Esattamente non lo so. A me le immagini vengono nel dormiveglia. Poi di giorno siedo alla tastiera e lascio che diventino parole. Non penso, mi limito a non interferire. È terapeutico. Rileggendo poi, mi meraviglio di ciò che ho tirato fuori, perché mi accorgo che ogni parola racconta qualcosa di me, anche se le esperienze che vivono i personaggi non sono le mie. Ho inventato tutto: luoghi, riti, parole, nomi e significati. La cosa fantastica è che alla fine tutto si intersecava con una logica che non avevo pensato.
- Non è banale inventare una religione. Come le è stato possibile?
Questo lo so. Ritengo che la religione di appartenenza sia un fatto meramente culturale. Se oggettivamente c’è un Dio, è lo stesso per tutti, ma noi gli diamo nomi diversi. Non a caso le religioni di ogni dove e quando hanno sempre dei punti in comune, specialmente a livello simbolico.
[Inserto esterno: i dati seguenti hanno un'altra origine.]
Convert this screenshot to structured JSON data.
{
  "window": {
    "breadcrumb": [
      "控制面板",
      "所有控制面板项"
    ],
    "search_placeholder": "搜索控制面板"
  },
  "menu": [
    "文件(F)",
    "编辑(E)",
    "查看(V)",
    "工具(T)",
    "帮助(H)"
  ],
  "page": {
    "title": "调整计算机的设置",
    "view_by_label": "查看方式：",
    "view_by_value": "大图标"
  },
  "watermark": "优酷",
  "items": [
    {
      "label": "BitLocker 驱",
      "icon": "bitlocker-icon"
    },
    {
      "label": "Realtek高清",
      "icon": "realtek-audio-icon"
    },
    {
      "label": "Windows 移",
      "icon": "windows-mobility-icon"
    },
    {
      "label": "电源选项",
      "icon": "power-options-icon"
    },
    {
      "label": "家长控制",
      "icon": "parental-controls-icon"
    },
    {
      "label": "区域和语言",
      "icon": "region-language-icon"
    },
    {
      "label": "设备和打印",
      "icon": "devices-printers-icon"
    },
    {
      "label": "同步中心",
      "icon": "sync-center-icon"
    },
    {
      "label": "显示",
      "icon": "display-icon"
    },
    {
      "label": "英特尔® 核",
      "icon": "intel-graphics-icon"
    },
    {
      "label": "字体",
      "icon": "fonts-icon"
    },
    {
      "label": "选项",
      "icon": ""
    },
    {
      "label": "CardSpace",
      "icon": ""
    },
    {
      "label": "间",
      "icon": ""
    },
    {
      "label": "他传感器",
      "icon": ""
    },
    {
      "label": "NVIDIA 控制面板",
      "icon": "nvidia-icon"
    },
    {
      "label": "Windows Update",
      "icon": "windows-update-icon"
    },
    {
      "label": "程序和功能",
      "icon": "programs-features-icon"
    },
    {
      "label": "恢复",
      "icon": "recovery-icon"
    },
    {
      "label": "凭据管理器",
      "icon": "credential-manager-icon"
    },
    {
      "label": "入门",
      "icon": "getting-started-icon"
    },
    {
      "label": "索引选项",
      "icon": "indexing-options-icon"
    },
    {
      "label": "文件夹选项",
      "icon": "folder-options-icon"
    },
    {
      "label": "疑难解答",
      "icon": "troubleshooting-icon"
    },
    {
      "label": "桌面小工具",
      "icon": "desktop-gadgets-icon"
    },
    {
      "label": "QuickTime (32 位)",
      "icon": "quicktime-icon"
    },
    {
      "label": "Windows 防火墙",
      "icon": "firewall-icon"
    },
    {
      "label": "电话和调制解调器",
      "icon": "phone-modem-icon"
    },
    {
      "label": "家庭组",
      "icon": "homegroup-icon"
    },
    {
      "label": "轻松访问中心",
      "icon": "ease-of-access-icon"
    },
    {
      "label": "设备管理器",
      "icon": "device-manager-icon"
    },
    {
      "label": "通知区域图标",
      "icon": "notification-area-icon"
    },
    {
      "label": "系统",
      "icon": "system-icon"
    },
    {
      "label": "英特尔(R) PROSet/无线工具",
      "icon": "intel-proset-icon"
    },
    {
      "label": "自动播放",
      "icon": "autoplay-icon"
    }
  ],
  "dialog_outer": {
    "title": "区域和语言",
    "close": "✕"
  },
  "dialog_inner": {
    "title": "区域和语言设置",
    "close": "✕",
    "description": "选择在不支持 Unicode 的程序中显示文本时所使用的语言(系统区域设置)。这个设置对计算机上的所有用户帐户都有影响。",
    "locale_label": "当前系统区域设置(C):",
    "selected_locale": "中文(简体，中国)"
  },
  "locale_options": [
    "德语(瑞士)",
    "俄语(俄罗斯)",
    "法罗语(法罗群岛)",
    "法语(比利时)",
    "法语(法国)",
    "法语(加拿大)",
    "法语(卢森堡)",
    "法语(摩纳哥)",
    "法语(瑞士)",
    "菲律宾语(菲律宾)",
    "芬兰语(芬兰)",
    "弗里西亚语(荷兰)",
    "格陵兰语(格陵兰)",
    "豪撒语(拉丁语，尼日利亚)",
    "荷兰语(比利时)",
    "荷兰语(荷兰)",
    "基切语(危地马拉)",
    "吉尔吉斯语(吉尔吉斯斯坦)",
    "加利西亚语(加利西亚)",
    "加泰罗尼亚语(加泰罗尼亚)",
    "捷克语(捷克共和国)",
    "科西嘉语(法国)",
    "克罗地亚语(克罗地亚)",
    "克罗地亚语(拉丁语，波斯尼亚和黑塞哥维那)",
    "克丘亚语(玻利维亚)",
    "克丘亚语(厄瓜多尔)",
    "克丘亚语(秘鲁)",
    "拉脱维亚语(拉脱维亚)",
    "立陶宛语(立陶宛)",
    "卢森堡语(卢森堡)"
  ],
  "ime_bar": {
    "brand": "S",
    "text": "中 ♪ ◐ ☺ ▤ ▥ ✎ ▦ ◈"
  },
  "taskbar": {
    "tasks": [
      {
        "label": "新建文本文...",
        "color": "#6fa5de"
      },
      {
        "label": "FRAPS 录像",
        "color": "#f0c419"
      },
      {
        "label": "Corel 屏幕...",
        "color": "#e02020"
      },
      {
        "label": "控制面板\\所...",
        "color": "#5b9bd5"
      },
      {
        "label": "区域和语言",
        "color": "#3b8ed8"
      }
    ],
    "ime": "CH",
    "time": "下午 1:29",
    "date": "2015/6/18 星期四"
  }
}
Ho pensato quindi di inventare una religione che si affidasse a una cosa che accomuna tutta l’umanità: l’energia vitale che ci fa esistere. Non è stato poi difficile, perché sono un operatore Reiki. La fantasia e la suggestione delle varie spiritualità del mondo hanno fatto il resto.
- Definirebbe Ruga dopo ruga un romanzo storico?
Assolutamente no, anche se si parla di colonizzazione. È esistito davvero un popolo pacifico che abitava le isole Chatham, scoperto dagli inglesi: i Moriori. Sono stati sterminati dai Maori. Ma Ktabejn, ripeto, nasce solo dalla mia fantasia, e il romanzo vuole solo analizzare gli eventi umani dal punto di vista psicologico; i blandi riferimenti storici sono solo un mezzo. Ciò che è messo a nudo in questa storia è l’animo della protagonista e dei personaggi che le girano intorno. Non so se ci sono riuscita, ma volevo rendere l’idea della storia come frutto delle emozioni delle persone. Affrontando il suo Dolore, Ranjji riesce a cambiare il corso degli eventi di tutto il suo popolo.
- All’inizio del libro è scritta la seguente dedica: “A Corrado, mio amore eterno, che dall’isola di Baro dove è volato non ha mai lasciato la mia mano”. Lei ha recensito vari libri di Corrado Sobrero. Quanto ha influito sul suo romanzo la presenza di lui nella sua vita?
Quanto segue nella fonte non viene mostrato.